FERGUS Ewing and Ed Davey made a curious couple as they sat together on the platform at The Scotsman Energy Conference in Edinburgh yesterday.
The two energy ministers offered polite nods of appreciation to the other in their speeches to the assembled audience. Both declared themselves committed to working with one another as best they can. Then both opened their fangs and sought to tear the other’s constitutional argument to shreds.
The pleasantries before the passion has a reason – for both of them. With investors eyeing up the renewables boom, and with Scotland holding a key role in the UK’s industry, the pair have a joint interest in showing that, despite the referendum scrap, it is business as usual in the meantime. Thus Mr Davey remains keen to keep Mr Ewing onside.
That is now – but what about if Scotland’s voted yes in two years’ time?
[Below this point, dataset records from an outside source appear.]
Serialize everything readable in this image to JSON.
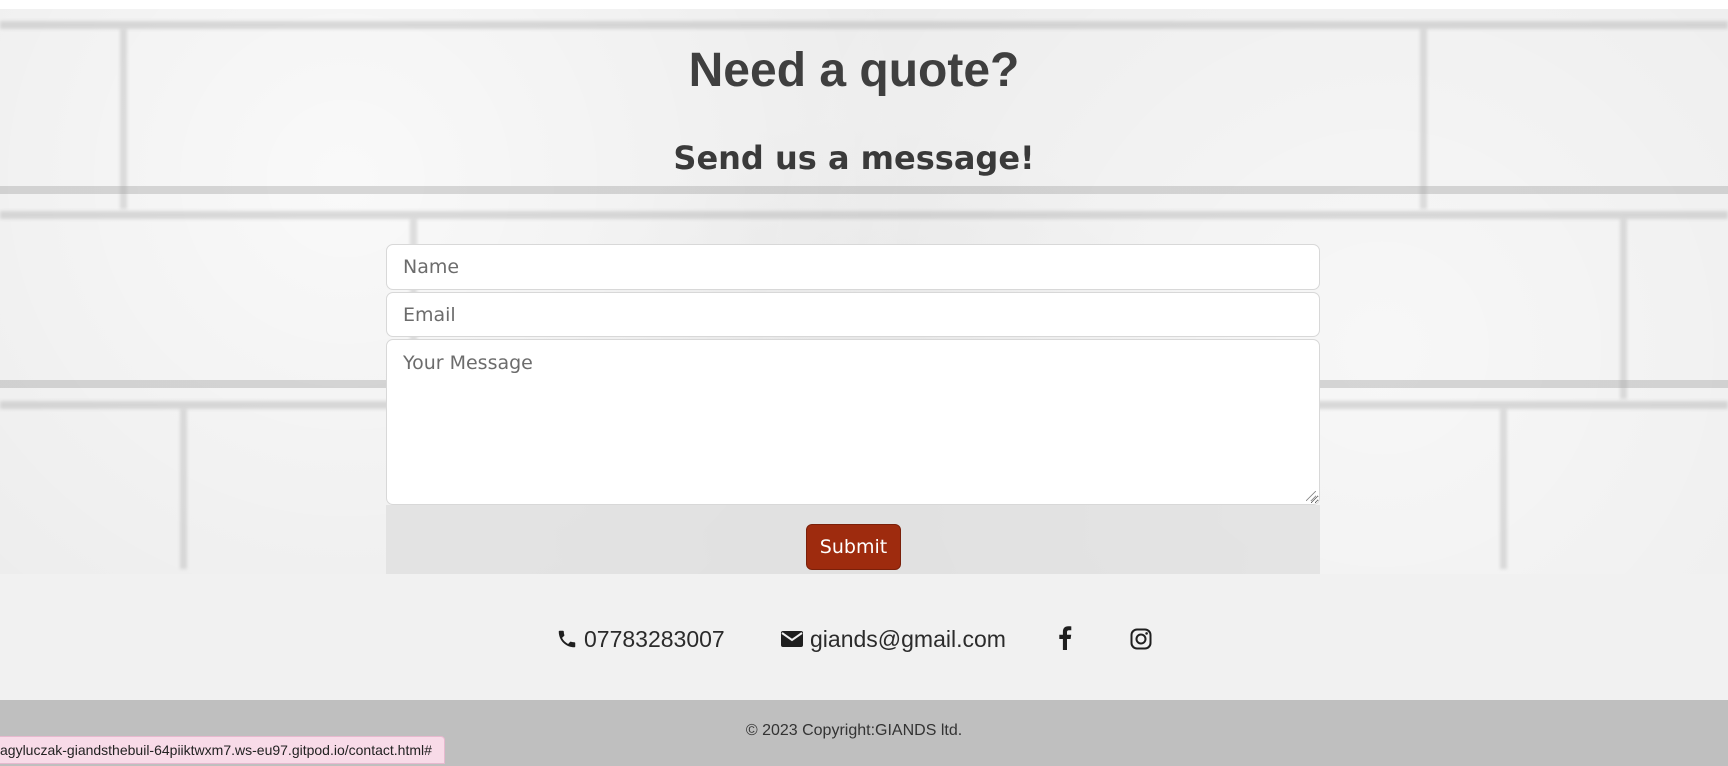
{
  "hero": {
    "title": "Need a quote?",
    "subtitle": "Send us a message!"
  },
  "form": {
    "name_placeholder": "Name",
    "email_placeholder": "Email",
    "message_placeholder": "Your Message",
    "submit_label": "Submit",
    "submit_color": "#9e2b0e"
  },
  "contact": {
    "phone": "07783283007",
    "phone_icon": "phone-icon",
    "email": "giands@gmail.com",
    "email_icon": "envelope-icon",
    "social_icons": [
      "facebook-icon",
      "instagram-icon"
    ]
  },
  "footer": {
    "copyright": "© 2023 Copyright:GIANDS ltd."
  },
  "status_bar": {
    "url": "agyluczak-giandsthebuil-64piiktwxm7.ws-eu97.gitpod.io/contact.html#"
  }
}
The SNP minister’s central point yesterday was that Mr Davey will still need to keep him sweet. Of course, Scotland’s figures would no longer fall onto Mr Davey’s desk; he would no longer have any direct need to pay heed to Scotland’s interests. But, the argument goes, England’s energy relationship to Scotland would be not unlike an addict’s to his dealer. It would need its fix of electricity to keep the lights on. More specifically, it would need the good stuff – electricity from renewables – to help meet EU targets. Thus needy London would have little choice but to do as Scotland wished and maintain the current single energy market, handing Scottish renewables generators the same subsidies as they get at present.
Naturally, Mr Davey demurred from this analysis when asked yesterday. First of all, England had other places to go for its clean electricity (the minister noted how former energy minister Charles Hendry had recently been to Iceland, of all places, to look at ways of importing geothermal power from its volcanoes). Scotland would not therefore have monopoly status on green power. Thus there would be no bargaining chip in Scotland’s hand to insist that the single energy market continued.
“We will still be using renewable energy from Scotland,” Mr Davey said yesterday, “but it is difficult to be precise.” Doubtless he has his political reasons for offering scepticism, but his view has backing: yesterday Edinburgh University’s Professor Gordon Hughes declared that the idea England would need Scotland was “exaggerated”. England could easily increase the amount of renewable energy it generates itself, he said. Furthermore, with Scotland no longer in the fold, England could opt to renegotiate its carbon-cutting target with Brussels.
It raises a wider point about the coming independence debate. The SNP’s case rests on the view that Scotland and the rest of the UK will return to being “equal partners”. But, when the bigger partner is less reliant on the smaller one than vice-versa, it may not just be in energy that the rest of the UK turns out to be a little more equal than that.